“It’s a mourning, a pre-mourning that we do. They have a bomb in the brain. The nightmare of any parent is to lose their children, and we are our reality”, confide Tomy and Farha, about their children Eden and Abel, in a Konbini video. The young couple has two little boys with a rare and incurable disease, Sanfillipo syndrome, also called infantile Alzheimer’s.
Childhood Alzheimer’s: what is it, where does it come from?
Childhood Alzheimer’s (also called mucopolysaccharidosis type III) is a genetic disease whose incidence varies from 0.6 to 1.2 births per 100,000 children. It is the consequence “of an accumulation of heparan sulphate molecules, partially degraded, in the tissues of the organism (heparan sulphate is a polysaccharide present in animal tissues)”, specifies the Institut Pasteur. If the abnormal accumulation of these compounds is mainly in the brain, it also affects the bones and the lungs, specifies Orphanet.
This process is caused by a genetic mutation. The result is as follows: the molecules begin by hindering the proper development of the brain before being responsible for the destruction of these cells.
There are four types of this disease (from the letters A to D), depending on the type of deficient enzyme, but the result is always the same regardless of the form. In order for the pathology to be transmitted to the child, both parents must be carriers of the genetic mutation. But the parents may well be healthy carriers and not have developed the disease. It can be transmitted to both girls and boys during fetal development, but is obviously not contagious once children are born.
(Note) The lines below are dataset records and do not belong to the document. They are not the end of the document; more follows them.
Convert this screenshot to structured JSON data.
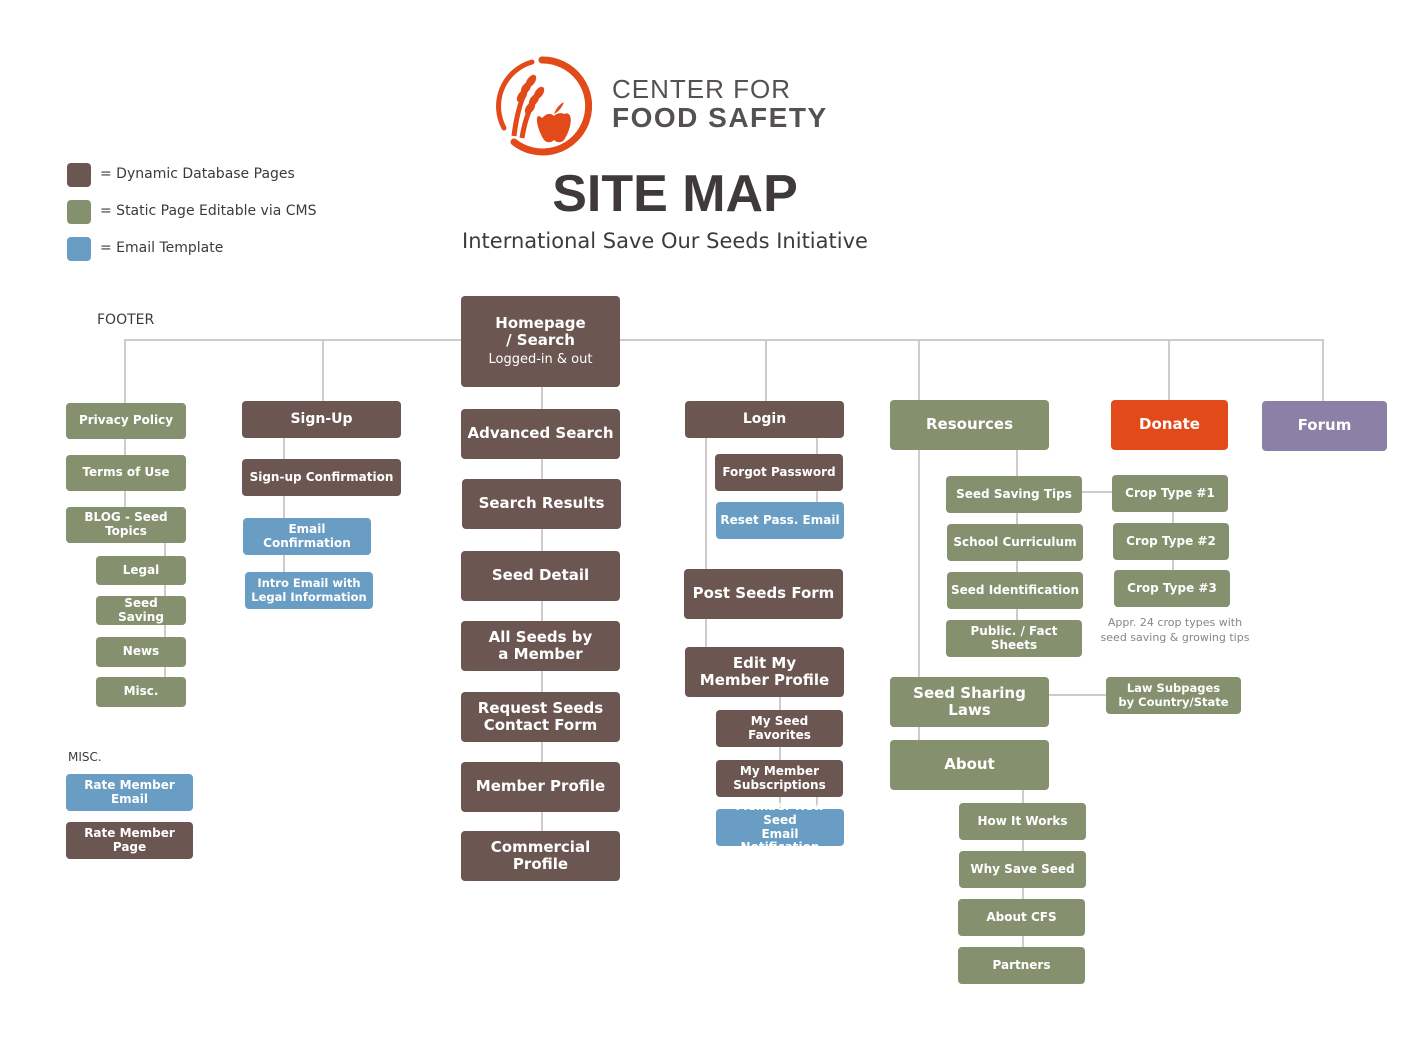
{
  "logo": {
    "line1": "CENTER FOR",
    "line2": "FOOD SAFETY",
    "brand_color": "#e34a1a"
  },
  "title": "SITE MAP",
  "subtitle": "International Save Our Seeds Initiative",
  "legend": [
    {
      "label": "= Dynamic Database Pages",
      "color": "#6b5651"
    },
    {
      "label": "= Static Page Editable via CMS",
      "color": "#85906f"
    },
    {
      "label": "= Email Template",
      "color": "#6a9dc4"
    }
  ],
  "colors": {
    "dynamic": "#6b5651",
    "static": "#85906f",
    "email": "#6a9dc4",
    "donate": "#e34a1a",
    "forum": "#8d80a6",
    "connector": "#cfcacb"
  },
  "footer": {
    "label": "FOOTER",
    "items": [
      "Privacy Policy",
      "Terms of Use",
      "BLOG - Seed Topics"
    ],
    "blog_children": [
      "Legal",
      "Seed Saving",
      "News",
      "Misc."
    ]
  },
  "misc": {
    "label": "MISC.",
    "items": [
      "Rate Member Email",
      "Rate Member Page"
    ]
  },
  "signup": {
    "label": "Sign-Up",
    "children": [
      "Sign-up Confirmation",
      "Email Confirmation",
      "Intro Email with\nLegal Information"
    ]
  },
  "home": {
    "label": "Homepage\n/ Search",
    "sublabel": "Logged-in & out",
    "children": [
      "Advanced Search",
      "Search Results",
      "Seed Detail",
      "All Seeds by\na Member",
      "Request Seeds\nContact Form",
      "Member Profile",
      "Commercial  Profile"
    ]
  },
  "login": {
    "label": "Login",
    "children": [
      "Forgot Password",
      "Reset Pass. Email"
    ],
    "post_seeds": "Post Seeds Form",
    "edit_profile": "Edit My\nMember Profile",
    "profile_children": [
      "My Seed Favorites",
      "My Member\nSubscriptions",
      "Member New Seed\nEmail Notification"
    ]
  },
  "resources": {
    "label": "Resources",
    "children": [
      "Seed Saving Tips",
      "School Curriculum",
      "Seed Identification",
      "Public. / Fact Sheets"
    ],
    "crop_types": [
      "Crop Type #1",
      "Crop Type #2",
      "Crop Type #3"
    ],
    "crop_note": "Appr. 24 crop types with\nseed saving & growing tips",
    "seed_laws": "Seed Sharing Laws",
    "law_subpages": "Law Subpages\nby Country/State",
    "about": "About",
    "about_children": [
      "How It Works",
      "Why Save Seed",
      "About CFS",
      "Partners"
    ]
  },
  "donate": "Donate",
  "forum": "Forum"
}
Symptoms of Sanfillipo Syndrome
“The first manifestations in childhood are a delay in cognitive acquisition and behavioral disorders, which gradually evolve towards a severe regression of psychomotor skills and multiple disabilities”, notes the Institut Pasteur. Concretely, the child does not develop correctly from a cognitive point of view, he suffers from hyperactivity, sleep disorders or even autistic disorders, the manifestations of which are visible before the age of 3 years. Children can tend to “chew” what they have at hand, to be aggressive, specifies Orphanet.
It’s called childhood Alzheimer’s because the child gradually loses his autonomy, his motor and intellectual abilities, as in Alzheimer’s disease, at a time when it is supposed to acquire them. Vocabulary is impoverished, its ability to be understood is impoverished.
Treatments and life expectancy
The disease has no cure yet. It would be necessary to be able to complement the brain with the missing enzyme very early in the child’s life to avoid neurological deterioration.
“At birth, babies are not sickbut as their cells store heparan sulfate, symptoms appear,” said the report published on the Orphanet website. The course of the disease depends on each patient, so it is difficult to predict at what age it will start and how quickly the disease will set in. Mild facial dysmorphism is associated with this disease.
That said, a gene therapy trial began in 2013 in four children, between their first year and their four years. 48 months of treatment later, the children have not been cured but the treatment has allowed to limit the natural evolution of the disease. Researchers at the Institut Pasteur point out that “only children treated before the age of 2 have significantly better cognitive performance than those of untreated children”.